In a series of raids which began on Wednesday evening, another five Gazans were killed, and 30 injured medics said, while the Israeli military said 19 rockets had hit areas of southern Israel, lightly injuring an infant.
After the Jihad militant was killed on Wednesday morning, medics later found the body of 65-year-old Ismail Amum who died in an earlier raid near Deir Al-Balah in central Gaza.
An evening raid on Gaza City killed another Jihad militant called Atiya Muqat, 20, while a strike on Rafah killed Hisham Abu Har who was working inside the cross-border tunnels.
Early on Thursday, an air raid on Beit Lahiya in the north killed civilian Salam Al-Masri, and injured another 20.
One of the injured who was in critical condition later died from his injuries, medics said, naming him as Adnan Al-Jakhbir, a 22-year-old civilian.
The Israeli military said that Wednesday’s operations had hit "terrorist squads" that had fired or were about to fire rockets into southern Israel, while Thursday’s attack on northern Gaza targeted "a weapons storage facility."
Israel vowed on Thursday to keep up its operation against Islamic Jihad.
"We will continue to hit those who hit us.
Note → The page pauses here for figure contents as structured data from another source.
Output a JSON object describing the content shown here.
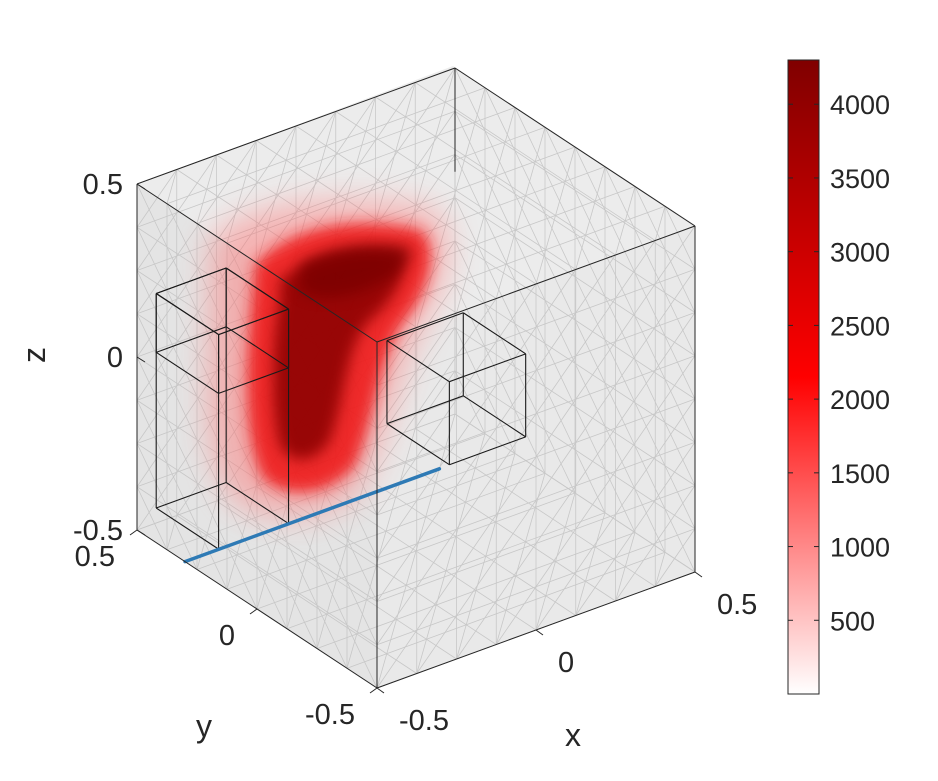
{
  "chart_data": {
    "type": "volume-heatmap",
    "title": "",
    "xlabel": "x",
    "ylabel": "y",
    "zlabel": "z",
    "xlim": [
      -0.5,
      0.5
    ],
    "ylim": [
      -0.5,
      0.5
    ],
    "zlim": [
      -0.5,
      0.5
    ],
    "x_ticks": [
      "-0.5",
      "0",
      "0.5"
    ],
    "y_ticks": [
      "-0.5",
      "0",
      "0.5"
    ],
    "z_ticks": [
      "-0.5",
      "0",
      "0.5"
    ],
    "colorbar": {
      "min": 0,
      "max": 4300,
      "ticks": [
        500,
        1000,
        1500,
        2000,
        2500,
        3000,
        3500,
        4000
      ],
      "tick_labels": [
        "500",
        "1000",
        "1500",
        "2000",
        "2500",
        "3000",
        "3500",
        "4000"
      ],
      "color_low": "#ffffff",
      "color_mid": "#ff0000",
      "color_high": "#800000"
    },
    "line_segment": {
      "color": "#2e7ab5",
      "from": [
        -0.5,
        0.3,
        -0.5
      ],
      "to": [
        0.3,
        0.3,
        -0.5
      ]
    },
    "grid": true
  }
}
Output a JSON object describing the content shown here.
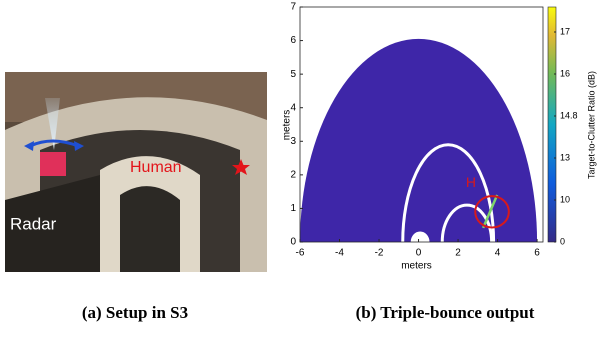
{
  "photo": {
    "labels": {
      "radar": "Radar",
      "human": "Human"
    },
    "caption": "(a) Setup in S3"
  },
  "chart_data": {
    "type": "region",
    "caption": "(b) Triple-bounce output",
    "xlabel": "meters",
    "ylabel": "meters",
    "xlim": [
      -6,
      6.3
    ],
    "ylim": [
      0,
      7
    ],
    "xticks": [
      -6,
      -4,
      -2,
      0,
      2,
      4,
      6
    ],
    "yticks": [
      0,
      1,
      2,
      3,
      4,
      5,
      6,
      7
    ],
    "region": {
      "color": "#3e26a8",
      "x": [
        -6,
        6
      ],
      "y_max": 6.05
    },
    "arcs": [
      {
        "cx": 1.5,
        "rx": 2.3,
        "ry": 2.9
      },
      {
        "cx": 2.45,
        "rx": 1.25,
        "ry": 1.1
      },
      {
        "cx": 0.08,
        "rx": 0.4,
        "ry": 0.27
      }
    ],
    "target": {
      "x": [
        3.27,
        3.98
      ],
      "y": [
        0.42,
        1.4
      ]
    },
    "highlight": {
      "cx": 3.72,
      "cy": 0.9,
      "r": 0.85,
      "color": "#d7191c"
    },
    "annotation": {
      "text": "H",
      "x": 2.65,
      "y": 1.75
    },
    "colorbar": {
      "label": "Target-to-Clutter Ratio (dB)",
      "ticks": [
        0,
        10,
        13,
        14.8,
        16,
        17
      ]
    }
  }
}
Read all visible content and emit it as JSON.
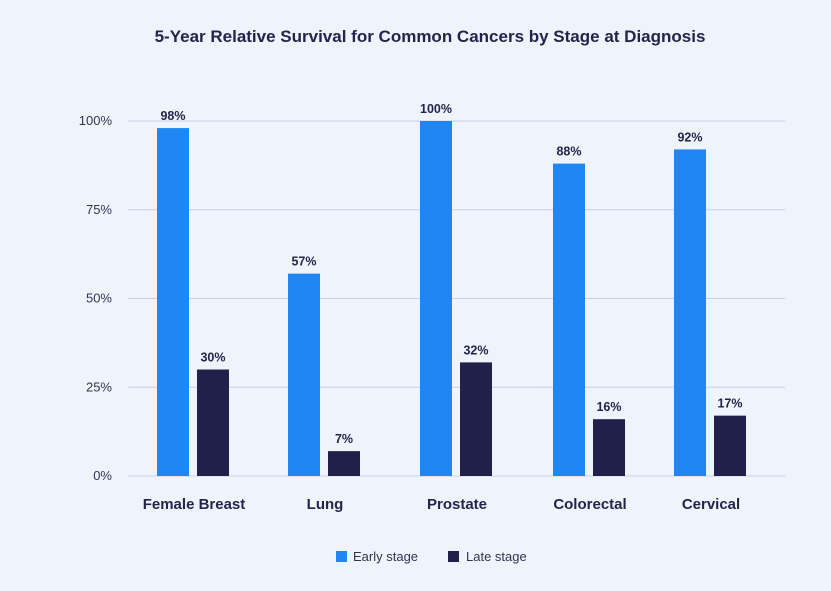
{
  "chart_data": {
    "type": "bar",
    "title": "5-Year Relative Survival for Common Cancers by Stage at Diagnosis",
    "xlabel": "",
    "ylabel": "",
    "ylim": [
      0,
      100
    ],
    "yticks": [
      0,
      25,
      50,
      75,
      100
    ],
    "ytick_labels": [
      "0%",
      "25%",
      "50%",
      "75%",
      "100%"
    ],
    "categories": [
      "Female Breast",
      "Lung",
      "Prostate",
      "Colorectal",
      "Cervical"
    ],
    "series": [
      {
        "name": "Early stage",
        "color": "#1f86f2",
        "values": [
          98,
          57,
          100,
          88,
          92
        ],
        "labels": [
          "98%",
          "57%",
          "100%",
          "88%",
          "92%"
        ]
      },
      {
        "name": "Late stage",
        "color": "#21204a",
        "values": [
          30,
          7,
          32,
          16,
          17
        ],
        "labels": [
          "30%",
          "7%",
          "32%",
          "16%",
          "17%"
        ]
      }
    ],
    "grid": true,
    "legend_position": "bottom-center"
  }
}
Islamic Jihad, which has an itchy trigger finger, is starting to pay the price," Home Front Defense
Minister Matan Vilnai told army radio.
"We have hit those who deserved it and we will continue to do so as long as there is terrorism against Israel," he added, while indicating that Gaza’s Hamas rulers were "being cautious."
"It is in their interest that this wave of violence come to an end," he said, pointing out that in the past, Hamas had "paid a high price" for continued rocket fire on Israel.
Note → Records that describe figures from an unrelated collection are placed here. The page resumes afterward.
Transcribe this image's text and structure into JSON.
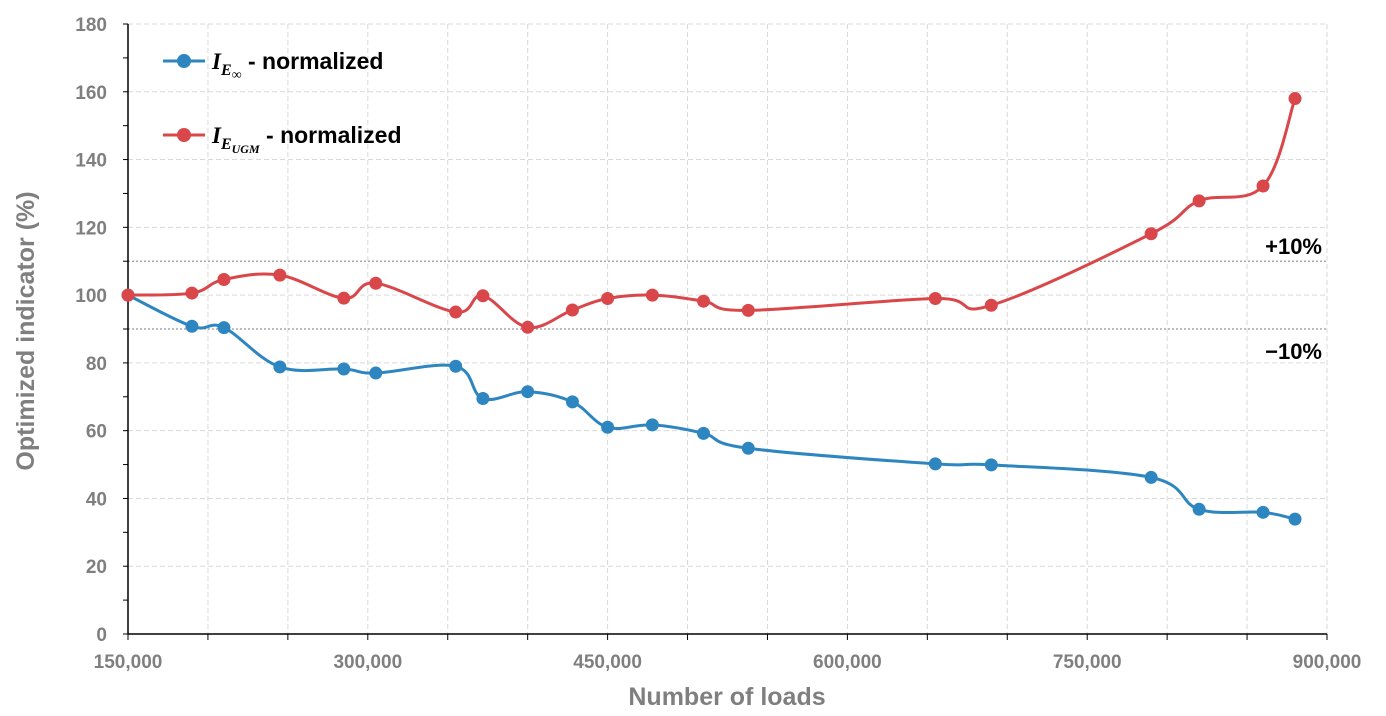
{
  "chart_data": {
    "type": "line",
    "xlabel": "Number of loads",
    "ylabel": "Optimized indicator (%)",
    "xlim": [
      150000,
      900000
    ],
    "ylim": [
      0,
      180
    ],
    "x_ticks": [
      {
        "value": 150000,
        "label": "150,000"
      },
      {
        "value": 300000,
        "label": "300,000"
      },
      {
        "value": 450000,
        "label": "450,000"
      },
      {
        "value": 600000,
        "label": "600,000"
      },
      {
        "value": 750000,
        "label": "750,000"
      },
      {
        "value": 900000,
        "label": "900,000"
      }
    ],
    "x_minor_step": 50000,
    "y_ticks": [
      0,
      20,
      40,
      60,
      80,
      100,
      120,
      140,
      160,
      180
    ],
    "y_minor_step": 10,
    "grid": true,
    "legend_position": "top-left",
    "series": [
      {
        "name": "I_E∞ - normalized",
        "legend": {
          "symbol": "I",
          "sub": "E",
          "subsub": "∞",
          "suffix": " - normalized"
        },
        "color": "#2e86c1",
        "x": [
          150000,
          190000,
          210000,
          245000,
          285000,
          305000,
          355000,
          372000,
          400000,
          428000,
          450000,
          478000,
          510000,
          538000,
          655000,
          690000,
          790000,
          820000,
          860000,
          880000
        ],
        "values": [
          100,
          90.8,
          90.4,
          78.8,
          78.2,
          77.0,
          79.0,
          69.5,
          71.5,
          68.5,
          61.0,
          61.7,
          59.2,
          54.8,
          50.2,
          49.9,
          46.2,
          36.8,
          35.9,
          33.9
        ]
      },
      {
        "name": "I_E_UGM - normalized",
        "legend": {
          "symbol": "I",
          "sub": "E",
          "subsub": "UGM",
          "suffix": " - normalized"
        },
        "color": "#d9474a",
        "x": [
          150000,
          190000,
          210000,
          245000,
          285000,
          305000,
          355000,
          372000,
          400000,
          428000,
          450000,
          478000,
          510000,
          538000,
          655000,
          690000,
          790000,
          820000,
          860000,
          880000
        ],
        "values": [
          100,
          100.6,
          104.6,
          105.9,
          99.1,
          103.5,
          95.0,
          99.8,
          90.5,
          95.6,
          99.0,
          100.0,
          98.2,
          95.5,
          99.0,
          97.0,
          118.1,
          127.8,
          132.2,
          158.0
        ]
      }
    ],
    "reference_lines": [
      {
        "y": 110,
        "label": "+10%"
      },
      {
        "y": 90,
        "label": "−10%"
      }
    ]
  }
}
Intelligence Minister Dan Meridor told public radio that Israel was ready to respect the truce declared by militants on Sunday evening, as long as there was calm along the border.
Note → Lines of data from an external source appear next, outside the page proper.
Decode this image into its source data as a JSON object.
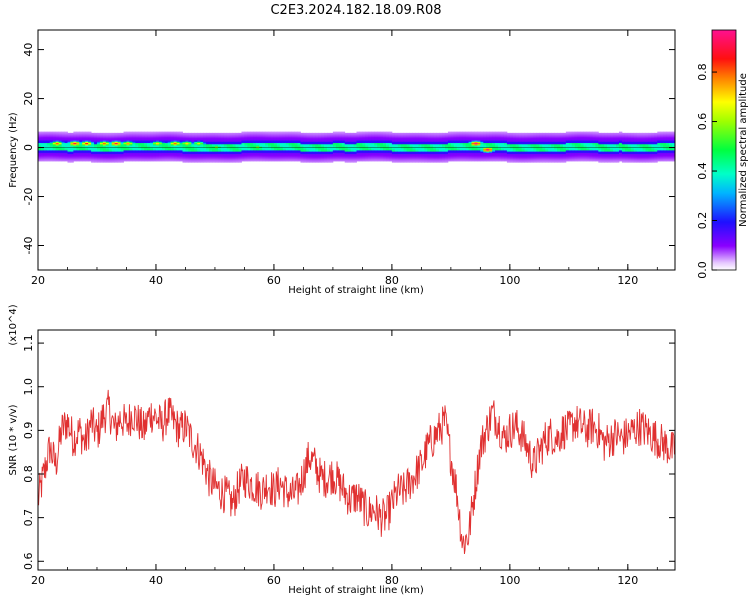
{
  "title": "C2E3.2024.182.18.09.R08",
  "chart_data": [
    {
      "id": "spectrogram",
      "type": "heatmap",
      "title": "",
      "xlabel": "Height of straight line (km)",
      "ylabel": "Frequency (Hz)",
      "xlim": [
        20,
        128
      ],
      "ylim": [
        -50,
        48
      ],
      "x_ticks": [
        20,
        40,
        60,
        80,
        100,
        120
      ],
      "y_ticks": [
        -40,
        -20,
        0,
        20,
        40
      ],
      "colorbar": {
        "label": "Normalized spectral amplitude",
        "range": [
          0.0,
          0.97
        ],
        "ticks": [
          0.0,
          0.2,
          0.4,
          0.6,
          0.8
        ],
        "colormap": "rainbow (purple-blue-cyan-green-yellow-red-magenta)"
      },
      "band": {
        "center_hz": 0,
        "half_width_hz_core": 1.5,
        "half_width_hz_outer": 6
      },
      "hotspots": [
        {
          "x": 23,
          "y": 1.5,
          "amp": 0.8
        },
        {
          "x": 26,
          "y": 1.5,
          "amp": 0.9
        },
        {
          "x": 28,
          "y": 1.5,
          "amp": 0.85
        },
        {
          "x": 31,
          "y": 1.5,
          "amp": 0.8
        },
        {
          "x": 33,
          "y": 1.5,
          "amp": 0.9
        },
        {
          "x": 35,
          "y": 1.5,
          "amp": 0.75
        },
        {
          "x": 40,
          "y": 1.5,
          "amp": 0.7
        },
        {
          "x": 43,
          "y": 1.5,
          "amp": 0.8
        },
        {
          "x": 45,
          "y": 1.5,
          "amp": 0.7
        },
        {
          "x": 47,
          "y": 1.5,
          "amp": 0.65
        },
        {
          "x": 50,
          "y": 0,
          "amp": 0.6
        },
        {
          "x": 57,
          "y": 0,
          "amp": 0.6
        },
        {
          "x": 94,
          "y": 1.5,
          "amp": 0.97
        },
        {
          "x": 96,
          "y": -1,
          "amp": 0.95
        }
      ]
    },
    {
      "id": "snr",
      "type": "line",
      "title": "",
      "xlabel": "Height of straight line (km)",
      "ylabel": "SNR (10 * v/v)",
      "y_multiplier": "(x10^4)",
      "xlim": [
        20,
        128
      ],
      "ylim": [
        0.58,
        1.13
      ],
      "x_ticks": [
        20,
        40,
        60,
        80,
        100,
        120
      ],
      "y_ticks": [
        0.6,
        0.7,
        0.8,
        0.9,
        1.0,
        1.1
      ],
      "series": [
        {
          "color": "#e03030",
          "x": [
            20,
            21,
            22,
            23,
            24,
            25,
            26,
            27,
            28,
            29,
            30,
            31,
            32,
            33,
            34,
            35,
            36,
            37,
            38,
            39,
            40,
            41,
            42,
            43,
            44,
            45,
            46,
            47,
            48,
            49,
            50,
            51,
            52,
            53,
            54,
            55,
            56,
            57,
            58,
            59,
            60,
            61,
            62,
            63,
            64,
            65,
            66,
            67,
            68,
            69,
            70,
            71,
            72,
            73,
            74,
            75,
            76,
            77,
            78,
            79,
            80,
            81,
            82,
            83,
            84,
            85,
            86,
            87,
            88,
            89,
            90,
            91,
            92,
            93,
            94,
            95,
            96,
            97,
            98,
            99,
            100,
            101,
            102,
            103,
            104,
            105,
            106,
            107,
            108,
            109,
            110,
            111,
            112,
            113,
            114,
            115,
            116,
            117,
            118,
            119,
            120,
            121,
            122,
            123,
            124,
            125,
            126,
            127,
            128
          ],
          "values": [
            0.74,
            0.8,
            0.86,
            0.82,
            0.9,
            0.92,
            0.88,
            0.9,
            0.87,
            0.92,
            0.89,
            0.93,
            0.95,
            0.9,
            0.93,
            0.91,
            0.94,
            0.92,
            0.9,
            0.94,
            0.93,
            0.91,
            0.94,
            0.92,
            0.9,
            0.91,
            0.88,
            0.86,
            0.83,
            0.79,
            0.77,
            0.76,
            0.75,
            0.73,
            0.77,
            0.79,
            0.78,
            0.77,
            0.76,
            0.78,
            0.76,
            0.78,
            0.76,
            0.75,
            0.76,
            0.8,
            0.84,
            0.82,
            0.79,
            0.79,
            0.8,
            0.78,
            0.76,
            0.74,
            0.75,
            0.73,
            0.71,
            0.72,
            0.7,
            0.7,
            0.73,
            0.76,
            0.76,
            0.78,
            0.8,
            0.82,
            0.86,
            0.88,
            0.9,
            0.92,
            0.84,
            0.76,
            0.64,
            0.66,
            0.76,
            0.86,
            0.9,
            0.94,
            0.92,
            0.88,
            0.9,
            0.91,
            0.89,
            0.86,
            0.82,
            0.85,
            0.88,
            0.89,
            0.88,
            0.9,
            0.9,
            0.92,
            0.91,
            0.9,
            0.91,
            0.9,
            0.87,
            0.88,
            0.89,
            0.88,
            0.89,
            0.9,
            0.91,
            0.9,
            0.89,
            0.88,
            0.87,
            0.86,
            0.85
          ]
        }
      ]
    }
  ]
}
"We will not jeopardize the calm if the other side does the same," said Meridor, a key member of the Israeli cabinet.
"But we will not wait to act while we are being shot at and people are dying," he said. "I hope this message will be understood."
Despite the tension, defense officials quoted by the Haaretz newspaper said they believed a further escalation in the south was unlikely, given that Hamas had a clear interest in maintaining its self-declared ceasefire.
Sunday’s truce was declared after four days of bloodshed which was initially sparked by a coordinated shooting attack on a desert road near the Red Sea resort town of Eilat which left eight Israelis dead.
Israel blamed Gaza’s Popular Resistance Committees (PRC) and began an immediate air campaign to take out the group’s leaders which ended with 15 Palestinians killed, including seven PRC militants and two Islamic Jihad operatives.
The Israeli military said Wednesday’s targeting of Islamic Jihad’s Ismar was due to his ties to groups trying "to execute terror attacks in Sinai, on the Israel-Egypt border" in what was understood to be a reference to the Negev attacks.